I sit down on his bed, and in a moment he turns into a complete facilitator.  He wants us to play some guessing games...each taking turns making animal sounds and guessing what they are.  Well, I thought he was just awesome for how he approached it, so I joined him in his game.

Sounds easy, right?
Well, for me it's not so easy.  For all the years of experience I have in theatre, and the ability to work with kids, I have a mental block for finding enjoyment in simple playtime.  I've not been that great at getting down on the floor with my own kids and just let my imagination go wild.  Some guilt has been shed for this on my part...I just have difficulty sometimes getting into that Play mode.
As a child, I was vividly imaginative.  I never seemed able to get bored...and my sense of play was intense.  I could create entire worlds in my bedroom and keep myself occupied for hours on end.  Didn't matter if it was Hot Wheels, Legos, even Lightbright...I could make the most of any toy.
As my parents marriage dissolved around me at the end of my first decade, I desperately began to cling to the idea that I could understand everything that was happening.  I thinks I held onto this belief too much; that I forced myself into a version of adulthood that was far too soon for my own good.  I preferred the company of computers and records to most people...and toys became a thing of the past.
As I semi-pulled myself out of that shell through my forays into theatre, I still didn't really know how to play anymore...how to just throw myself into that world that I used to know.  I didn't even see a benefit to doing so.
Who knew that it would be my own son who would provide me with such a simple lesson.  That simple play can be a massive stress reliever.  That hearing the hiccuping giggle of your four year can make you feel so wonderful inside...especially knowing you were the one making him laugh.
I am truly blessed to have such a smart kid.

Monday, March 01, 2010

OK, I think I might just be a bit of a hypocrite...but only a bit.
During a recent table-topics speech at a Toastmasters club I was guesting at I was asked to discuss whether or not I would be upset if the Canadian Men's Hockey team at the Vancouver Olympics did not win the Gold Medal.
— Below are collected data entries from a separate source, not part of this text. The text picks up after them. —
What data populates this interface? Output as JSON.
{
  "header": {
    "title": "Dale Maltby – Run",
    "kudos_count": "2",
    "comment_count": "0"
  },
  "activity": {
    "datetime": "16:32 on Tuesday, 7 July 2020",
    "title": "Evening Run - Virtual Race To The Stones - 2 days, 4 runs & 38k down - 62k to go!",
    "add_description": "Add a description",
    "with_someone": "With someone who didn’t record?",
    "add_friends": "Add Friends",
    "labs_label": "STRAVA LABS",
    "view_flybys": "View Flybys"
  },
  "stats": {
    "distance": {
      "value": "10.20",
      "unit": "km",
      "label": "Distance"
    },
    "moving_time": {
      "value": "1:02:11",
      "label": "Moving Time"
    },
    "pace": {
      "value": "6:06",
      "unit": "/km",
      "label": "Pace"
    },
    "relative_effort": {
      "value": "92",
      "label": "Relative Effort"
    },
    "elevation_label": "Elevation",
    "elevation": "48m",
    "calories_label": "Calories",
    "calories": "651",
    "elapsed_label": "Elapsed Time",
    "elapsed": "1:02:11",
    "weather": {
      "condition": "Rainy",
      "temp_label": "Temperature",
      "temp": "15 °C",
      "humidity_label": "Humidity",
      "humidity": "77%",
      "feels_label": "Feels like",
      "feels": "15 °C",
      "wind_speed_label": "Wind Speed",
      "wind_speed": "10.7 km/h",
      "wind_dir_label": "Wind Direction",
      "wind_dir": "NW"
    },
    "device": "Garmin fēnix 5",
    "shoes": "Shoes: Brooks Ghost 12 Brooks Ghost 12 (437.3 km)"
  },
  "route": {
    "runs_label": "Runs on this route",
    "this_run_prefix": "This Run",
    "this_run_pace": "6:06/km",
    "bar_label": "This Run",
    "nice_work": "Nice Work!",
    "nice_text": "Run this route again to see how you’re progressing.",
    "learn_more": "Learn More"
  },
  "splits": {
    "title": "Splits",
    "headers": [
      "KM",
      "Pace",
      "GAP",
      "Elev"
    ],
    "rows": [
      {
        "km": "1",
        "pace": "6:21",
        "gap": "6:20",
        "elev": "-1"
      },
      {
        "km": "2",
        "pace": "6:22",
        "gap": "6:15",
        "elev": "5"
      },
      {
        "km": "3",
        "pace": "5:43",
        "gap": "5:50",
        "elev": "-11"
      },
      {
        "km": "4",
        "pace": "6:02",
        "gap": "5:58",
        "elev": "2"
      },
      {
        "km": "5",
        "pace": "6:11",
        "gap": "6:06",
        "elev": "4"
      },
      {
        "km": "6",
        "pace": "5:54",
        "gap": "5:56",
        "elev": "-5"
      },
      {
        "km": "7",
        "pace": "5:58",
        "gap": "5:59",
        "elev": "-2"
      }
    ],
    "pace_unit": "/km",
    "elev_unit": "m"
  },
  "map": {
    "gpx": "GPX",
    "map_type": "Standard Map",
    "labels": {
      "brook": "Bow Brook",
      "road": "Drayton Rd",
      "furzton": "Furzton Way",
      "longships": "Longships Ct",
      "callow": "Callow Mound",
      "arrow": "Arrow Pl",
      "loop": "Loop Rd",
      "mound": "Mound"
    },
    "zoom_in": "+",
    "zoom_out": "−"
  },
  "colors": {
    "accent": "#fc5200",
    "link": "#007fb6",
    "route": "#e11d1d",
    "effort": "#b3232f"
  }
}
In the two minute impromptu speech I responded with, I stated that I would not be upset. To me, as long as the team performed with dignity and sportsmanship should have been enough.
There were two specific factors to my thought pattern within that speech. One is that I'm not really a hockey guy. It just was never the sport that echoed with me on the spiritual level that it does for so many of my peers. The second factor, and perhaps even more so important was that I was honestly tired of people, including many aspects of the media, of attacking our athletes for the smallest issues. So much pressure and focus was being driven at them to aim for the gold and that alone. No other choice seemed to be good enough.
Really, to me the Olympics was about bringing all the nations together in a friendly competition. Though I won't pretend for a moment that this is everybody's initial view of the event I think they should at least take the concept into consideration. Canada as a nation prides itself on tolerance and diversity; being the "Peacekeepers", but there were times when I felt shame that we were taking an almost militant stand against our own athletes. "Succeed or we'll feel shame for you". I really hated that.
These athletes and their families have stories of sacrifice that would shock and awe so many people. People are not born Olympians...they are built through a tremendous amount of time and practice. I respect that, and I wish people would do more of the same.
So, how am I a hypocrite? Well, on Sunday afternoon I will admit that I sat with the rest of the family during my own birthday celebration to watch the gold medal game. When USA drove in their last minute tie-breaker goal in the dying seconds of the third period I could feel my heart sink. I truly understood better than ever the passion for the game that is held. I had been caught up in the passion, and hell yeah I would have been upset if we had lost.
The tension in the air during overtime was an almost electric feel as the hearts of everybody beat as one for their hockey team to succeed. Now, as we all now know...we did succeed. Canada got their gold medal in hockey...one of fourteen gold medals as a matter of fact. Pride in our game continued unabated, much celebrating around the country began to partake and I could have easily pretended to show indifference.
I can't though. I DO have that much more pride for them having one the gold. But at the same time, I have no disrepect for any of the other teams who came out here and gave it their best. They, like every other athlete in the eighty-six events that took place are worthy of our respect.